Glow returns to Netflix for a third season
Fans of lycra, ladies wrestling and 80s culture have just received the news they’ve been waiting for: The hit Netflix series Glow has wrapped up filming for its third season, and it will be headed back to the on-demand service in June this year. Chavo Guerrero, former WWE wrestler and the show’s wrestling co-ordinator, confirmed the news in an interview with Wrestling Inc, an independent professional wrestling website.
Glow has been something of a surprise hit for Netflix, after initially being seen as a gamble. Getting any professional wrestling-related content on television has been a struggle for networks for some time, as the team responsible for ITV’s ‘World of Wrestling’ would be happy to tell you. A drama series based on an all-female roster of female wrestlers in a failing promotion doesn’t sound like the kind of subject matter that would thrill an audience, but the writing team of Liz Flahive and Carly Mensch have created funny and dramatic scripts that have enchanted audiences.

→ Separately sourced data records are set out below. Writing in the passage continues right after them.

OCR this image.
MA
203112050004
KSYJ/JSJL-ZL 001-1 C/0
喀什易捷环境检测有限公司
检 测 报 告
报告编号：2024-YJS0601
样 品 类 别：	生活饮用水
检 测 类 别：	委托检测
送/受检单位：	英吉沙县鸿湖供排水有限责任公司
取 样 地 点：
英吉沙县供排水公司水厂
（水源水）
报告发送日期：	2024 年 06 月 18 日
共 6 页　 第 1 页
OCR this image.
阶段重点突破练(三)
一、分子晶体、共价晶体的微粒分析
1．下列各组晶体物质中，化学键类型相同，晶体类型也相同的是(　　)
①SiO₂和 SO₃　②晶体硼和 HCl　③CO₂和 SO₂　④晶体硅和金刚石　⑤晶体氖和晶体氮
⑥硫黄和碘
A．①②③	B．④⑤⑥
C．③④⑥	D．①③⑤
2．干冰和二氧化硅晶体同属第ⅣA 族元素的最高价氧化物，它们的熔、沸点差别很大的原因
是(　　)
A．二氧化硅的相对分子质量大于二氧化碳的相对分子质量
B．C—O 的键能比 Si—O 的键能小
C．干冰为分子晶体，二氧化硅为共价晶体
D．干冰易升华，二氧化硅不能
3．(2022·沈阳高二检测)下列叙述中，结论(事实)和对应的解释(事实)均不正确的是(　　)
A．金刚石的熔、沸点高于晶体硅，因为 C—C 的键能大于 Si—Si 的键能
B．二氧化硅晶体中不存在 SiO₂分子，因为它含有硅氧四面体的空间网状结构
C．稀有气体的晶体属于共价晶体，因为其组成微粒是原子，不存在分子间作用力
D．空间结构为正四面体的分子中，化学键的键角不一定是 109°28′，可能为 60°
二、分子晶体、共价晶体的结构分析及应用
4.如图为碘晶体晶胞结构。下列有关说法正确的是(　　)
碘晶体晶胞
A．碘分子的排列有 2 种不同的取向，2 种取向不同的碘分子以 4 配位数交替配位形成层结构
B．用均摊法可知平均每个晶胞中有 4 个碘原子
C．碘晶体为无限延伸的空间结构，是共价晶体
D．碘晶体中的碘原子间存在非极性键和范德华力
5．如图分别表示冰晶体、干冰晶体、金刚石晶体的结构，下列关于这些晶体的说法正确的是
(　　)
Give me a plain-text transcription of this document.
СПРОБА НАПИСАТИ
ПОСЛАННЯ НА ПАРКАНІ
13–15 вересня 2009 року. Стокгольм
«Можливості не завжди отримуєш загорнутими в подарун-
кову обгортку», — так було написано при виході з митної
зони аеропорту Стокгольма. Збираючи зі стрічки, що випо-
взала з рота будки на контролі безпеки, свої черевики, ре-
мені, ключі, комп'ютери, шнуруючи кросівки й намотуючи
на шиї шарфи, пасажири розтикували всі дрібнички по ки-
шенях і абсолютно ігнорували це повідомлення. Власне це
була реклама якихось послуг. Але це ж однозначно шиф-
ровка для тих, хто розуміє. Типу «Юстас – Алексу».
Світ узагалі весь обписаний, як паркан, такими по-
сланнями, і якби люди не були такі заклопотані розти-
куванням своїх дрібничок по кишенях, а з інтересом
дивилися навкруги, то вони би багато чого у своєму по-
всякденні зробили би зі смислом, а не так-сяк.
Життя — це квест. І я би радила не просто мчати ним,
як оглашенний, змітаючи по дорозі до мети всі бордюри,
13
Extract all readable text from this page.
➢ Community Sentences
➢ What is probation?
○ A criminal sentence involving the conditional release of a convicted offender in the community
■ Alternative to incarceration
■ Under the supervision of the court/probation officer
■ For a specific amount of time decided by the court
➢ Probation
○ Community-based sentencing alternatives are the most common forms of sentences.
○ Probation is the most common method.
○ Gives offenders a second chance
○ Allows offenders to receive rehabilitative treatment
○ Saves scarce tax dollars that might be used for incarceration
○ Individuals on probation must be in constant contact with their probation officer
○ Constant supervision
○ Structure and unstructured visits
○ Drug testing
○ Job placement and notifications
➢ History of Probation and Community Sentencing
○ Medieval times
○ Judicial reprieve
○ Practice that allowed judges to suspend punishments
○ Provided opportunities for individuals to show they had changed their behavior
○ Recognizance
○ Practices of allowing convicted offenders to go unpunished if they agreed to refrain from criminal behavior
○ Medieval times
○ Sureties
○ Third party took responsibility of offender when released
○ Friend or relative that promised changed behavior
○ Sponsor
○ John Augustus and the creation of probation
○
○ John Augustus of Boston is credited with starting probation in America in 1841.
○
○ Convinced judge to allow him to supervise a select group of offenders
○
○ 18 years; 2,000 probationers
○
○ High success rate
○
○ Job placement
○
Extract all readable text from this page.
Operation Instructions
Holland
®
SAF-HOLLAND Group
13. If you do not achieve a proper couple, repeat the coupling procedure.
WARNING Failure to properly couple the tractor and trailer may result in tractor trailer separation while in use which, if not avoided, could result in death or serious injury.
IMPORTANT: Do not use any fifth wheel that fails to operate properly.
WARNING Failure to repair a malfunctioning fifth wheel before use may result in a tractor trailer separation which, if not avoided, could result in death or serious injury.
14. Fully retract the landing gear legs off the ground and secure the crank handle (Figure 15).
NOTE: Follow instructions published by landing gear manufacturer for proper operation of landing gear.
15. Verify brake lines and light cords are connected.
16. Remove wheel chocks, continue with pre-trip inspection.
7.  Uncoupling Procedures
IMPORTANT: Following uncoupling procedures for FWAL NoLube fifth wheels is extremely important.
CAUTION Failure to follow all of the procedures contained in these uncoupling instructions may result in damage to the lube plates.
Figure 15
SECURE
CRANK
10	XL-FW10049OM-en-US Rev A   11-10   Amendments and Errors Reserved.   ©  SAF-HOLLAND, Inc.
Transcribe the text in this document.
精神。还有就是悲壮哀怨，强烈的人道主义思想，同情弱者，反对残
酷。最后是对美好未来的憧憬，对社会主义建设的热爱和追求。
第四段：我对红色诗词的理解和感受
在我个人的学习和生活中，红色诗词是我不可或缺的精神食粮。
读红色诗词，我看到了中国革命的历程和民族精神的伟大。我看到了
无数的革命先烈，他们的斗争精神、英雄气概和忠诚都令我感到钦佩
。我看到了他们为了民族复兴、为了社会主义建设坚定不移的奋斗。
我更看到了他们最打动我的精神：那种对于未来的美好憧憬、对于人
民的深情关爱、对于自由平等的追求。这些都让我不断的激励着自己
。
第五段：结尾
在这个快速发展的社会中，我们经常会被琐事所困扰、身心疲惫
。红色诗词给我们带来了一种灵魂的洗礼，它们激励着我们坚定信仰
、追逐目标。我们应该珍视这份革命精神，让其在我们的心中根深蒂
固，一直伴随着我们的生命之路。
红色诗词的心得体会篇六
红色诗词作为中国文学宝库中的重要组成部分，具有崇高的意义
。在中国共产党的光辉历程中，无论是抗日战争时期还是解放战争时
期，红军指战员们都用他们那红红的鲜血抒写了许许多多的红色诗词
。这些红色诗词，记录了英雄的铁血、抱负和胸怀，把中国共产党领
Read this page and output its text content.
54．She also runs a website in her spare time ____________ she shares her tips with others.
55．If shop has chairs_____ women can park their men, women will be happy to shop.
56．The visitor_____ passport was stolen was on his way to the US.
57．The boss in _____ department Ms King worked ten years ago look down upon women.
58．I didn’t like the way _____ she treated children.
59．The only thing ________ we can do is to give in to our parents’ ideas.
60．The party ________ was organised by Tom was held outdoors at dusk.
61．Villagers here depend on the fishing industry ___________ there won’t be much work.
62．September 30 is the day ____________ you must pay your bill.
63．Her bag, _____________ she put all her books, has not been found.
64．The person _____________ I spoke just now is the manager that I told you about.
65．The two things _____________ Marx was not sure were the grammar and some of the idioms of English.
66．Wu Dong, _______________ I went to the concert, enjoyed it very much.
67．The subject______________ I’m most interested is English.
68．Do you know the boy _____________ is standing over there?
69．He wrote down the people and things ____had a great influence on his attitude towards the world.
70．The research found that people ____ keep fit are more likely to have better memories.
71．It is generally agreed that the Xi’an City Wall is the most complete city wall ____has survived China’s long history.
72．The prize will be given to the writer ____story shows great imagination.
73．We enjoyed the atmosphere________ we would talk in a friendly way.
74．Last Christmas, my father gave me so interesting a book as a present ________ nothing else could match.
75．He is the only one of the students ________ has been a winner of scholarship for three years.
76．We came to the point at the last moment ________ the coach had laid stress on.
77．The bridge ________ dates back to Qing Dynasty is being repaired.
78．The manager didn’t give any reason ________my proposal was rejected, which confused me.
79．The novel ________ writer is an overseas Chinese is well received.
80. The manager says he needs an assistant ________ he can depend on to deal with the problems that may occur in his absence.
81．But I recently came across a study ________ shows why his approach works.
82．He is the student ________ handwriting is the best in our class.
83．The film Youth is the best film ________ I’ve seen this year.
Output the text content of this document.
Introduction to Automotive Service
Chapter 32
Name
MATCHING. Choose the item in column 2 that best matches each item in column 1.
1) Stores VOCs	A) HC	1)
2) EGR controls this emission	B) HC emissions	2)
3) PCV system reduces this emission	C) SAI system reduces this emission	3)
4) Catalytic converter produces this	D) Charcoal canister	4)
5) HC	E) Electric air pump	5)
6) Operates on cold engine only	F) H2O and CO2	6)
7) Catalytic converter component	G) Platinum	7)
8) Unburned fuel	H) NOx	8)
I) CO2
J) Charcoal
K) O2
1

Both feet firmly in reality
Not everything about Glow is fictional. Although none of the wrestling characters in the Netflix version of the show are “real” (by which we mean they’re not based on wrestlers who existed in real life), the Glow promotion really did exist during the time period depicted in the show. Glow stands for “gorgeous ladies of wrestling”, and a promotion with that name ran from 1986 to 1992 in Las Vegas, just as it does in the Netflix series. One of the original wrestlers from that era, Ursula Hayden, now owns the trademark to the company name and works with Netflix as a series consultant for the show. Hayden has confirmed that in keeping with the attitudes of most of the show’s female characters, the women who joined the real Glow were models and actresses looking to break into Hollywood. They’d never gone looking for a career in wrestling; the sport found its way to them instead.
Most people who don’t have an interest in the subject matter assume that wrestling starts and ends with the American company WWE, but in reality wresting is thriving in many parts of the world including the UK, where progress is the best-known promotion. Wrestling is so popular in Mexico that native promotions like AAA rival WWE for popularity, featuring colourful casts of luchadores who have inspired the characters from the game Lucha Legends. It’s popular with UK-based players, who may have had no idea that they were indirectly interacting with the world of Mexican pro wrestling. Japan also has a thriving wrestling scene, where the New Japan Pro Wrestling promotion has the most fans.
This quiet army of wrestling fans around the world may go some way to explaining why Glow is so popular. Wrestling, with its scripted nature, is really just a violent soap opera. Glow takes that idea and adds even more drama to it, with plenty more space for comedy.
We mentioned at the start of the article that Chavo Guerrero works as the show’s wrestling co-ordinator, and his role goes further than choreography. Every actress on the show has been trained to wrestle to at least a basic level and do most of their own stunts.
While it was common for real wrestlers to come in and film as body doubles during the first season, this practice had almost entirely ceased in the second season, and may not occur at all in the third as the cast continue to develop their skills. Kia Stevens, who plays Tamme Dawson, is a former WWE pro wrestler. When she picks up Alison Brie and slams her, that slam is happening for real.
What should we expect?
The ending of the second season ended on something of a downbeat note, with the girls failing to get the TV show they were promised, but at the very last second, a strip club owner from Las Vegas announces his interest in hosting a series of Glow live shows. As the final episode of the season ended, the girls were boarding a bus and preparing to set off on their new adventure.
Glow‘s producers have elected against giving too much away, and so there are no solid plot details known for the third season so far, but obvious issues are lingering from previous episodes that need to be resolved. The will they/won’t they relationship between Ruth and Sam is still up in the air. It seemed to be out of the question, but with Ruth’s romance with Russell sure to be put to the test by the physical distance that now exists between them, anything could happen.
One of the unexpectedly darker moments in the last series was Bash learning that his close friend Florian had succumbed to the AIDS virus, and marrying Rhonda so she could remain in the country without giving it any serious thought. The show has implied – but never explicitly confirmed – that Bash is gay, and so his identity struggle could also prove to be one of the themes of the series. On the topic of Rhonda, the acting ability of one-time British pop singer Kate Nash has been one of the show’s great revelations, and it would be great to see her given more of a focus during the third season.
On top of all that, there’s Vegas itself as a backdrop. Vegas in the late 80s was every bit as seedy as it is now, and the location is sure to contain both temptation and danger for our favourite characters. Someone’s bound to develop a gambling habit, someone’s sure to fall in love with the party lifestyle, and we’re sure far worse than that will happen to at least one character. We know all the girls well enough now to have developed an emotional attachment to them, and so the writers are bound to use that to their advantage!
More news is bound to appear as we get closer to the June release date, but as of right now the clock has started counted down, and the show is getting ready to ring the bell. Fans will surely be looking forward to another great season of action.